I don't know why she's doing this.

The other day she texted to tell me how much she loved her new girl and they'd got engaged but not to tell anyone.

Tonight I get a text saying "You can tell people about me and X if you like, tell whoever"

It's all about her! Is she trying to hurt me?  Is she trying to make me suffer for wanting to postpone the wedding?  She claims I broke her, but now it appears she is trying to break me, rubbing it in my face 24/7.  And I thought she loved me.  Jeez.

She does sound very sure and very happy.  Urgh.  Her facebook statuses all day have been stupid things like "I love you to the very depth of my soul". Makes me sick to see.   For financial reasons (as I have said) I have to keep her sweet, so can't delete her, but I think I need to hide her facebook activity as it's making me nuts.

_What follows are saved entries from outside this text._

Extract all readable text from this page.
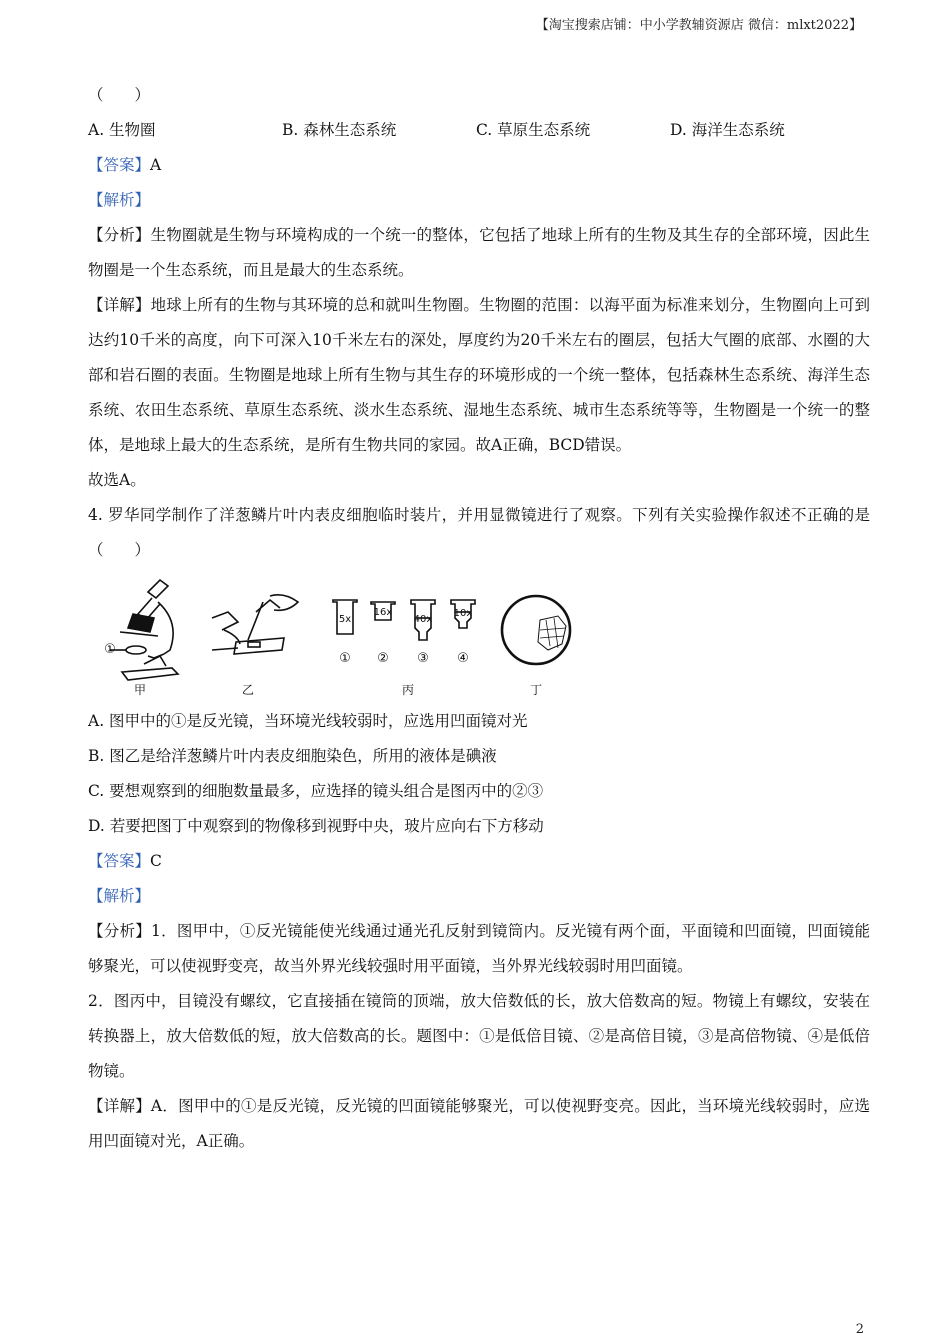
【淘宝搜索店铺：中小学教辅资源店 微信：mlxt2022】
（　　）
A. 生物圈	B. 森林生态系统	C. 草原生态系统	D. 海洋生态系统
【答案】A
【解析】
【分析】生物圈就是生物与环境构成的一个统一的整体，它包括了地球上所有的生物及其生存的全部环境，因此生物圈是一个生态系统，而且是最大的生态系统。
【详解】地球上所有的生物与其环境的总和就叫生物圈。生物圈的范围：以海平面为标准来划分，生物圈向上可到达约10千米的高度，向下可深入10千米左右的深处，厚度约为20千米左右的圈层，包括大气圈的底部、水圈的大部和岩石圈的表面。生物圈是地球上所有生物与其生存的环境形成的一个统一整体，包括森林生态系统、海洋生态系统、农田生态系统、草原生态系统、淡水生态系统、湿地生态系统、城市生态系统等等，生物圈是一个统一的整体，是地球上最大的生态系统，是所有生物共同的家园。故A正确，BCD错误。
故选A。
4. 罗华同学制作了洋葱鳞片叶内表皮细胞临时装片，并用显微镜进行了观察。下列有关实验操作叙述不正确的是（　　）
①
5x
16x
40x
10x
① ② ③ ④
甲	乙	丙	丁
A. 图甲中的①是反光镜，当环境光线较弱时，应选用凹面镜对光
B. 图乙是给洋葱鳞片叶内表皮细胞染色，所用的液体是碘液
C. 要想观察到的细胞数量最多，应选择的镜头组合是图丙中的②③
D. 若要把图丁中观察到的物像移到视野中央，玻片应向右下方移动
【答案】C
【解析】
【分析】1．图甲中，①反光镜能使光线通过通光孔反射到镜筒内。反光镜有两个面，平面镜和凹面镜，凹面镜能够聚光，可以使视野变亮，故当外界光线较强时用平面镜，当外界光线较弱时用凹面镜。
2．图丙中，目镜没有螺纹，它直接插在镜筒的顶端，放大倍数低的长，放大倍数高的短。物镜上有螺纹，安装在转换器上，放大倍数低的短，放大倍数高的长。题图中：①是低倍目镜、②是高倍目镜，③是高倍物镜、④是低倍物镜。
【详解】A．图甲中的①是反光镜，反光镜的凹面镜能够聚光，可以使视野变亮。因此，当环境光线较弱时，应选用凹面镜对光，A正确。
2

I know it's true, she IS in this relationship and it's not something she's made up to hurt me. But it seems now that she's rubbing it in as much as she can!  WHY?  She was never this vindictive before that I ever noticed, towards anyone else!

Makes me realize every single time she does something, how much better off I am now... .  but it still hurts.

My second issue is that I am worried I am splitting!  I idolize the "good her" - the sweet girl I used to know. That's the girl I cry for every day.  And I hate the "new her" - it's like 2 different people and I can't reconcile them.  I am worried I am doing this - is this an unhealthy coping mechanism, or is this ok?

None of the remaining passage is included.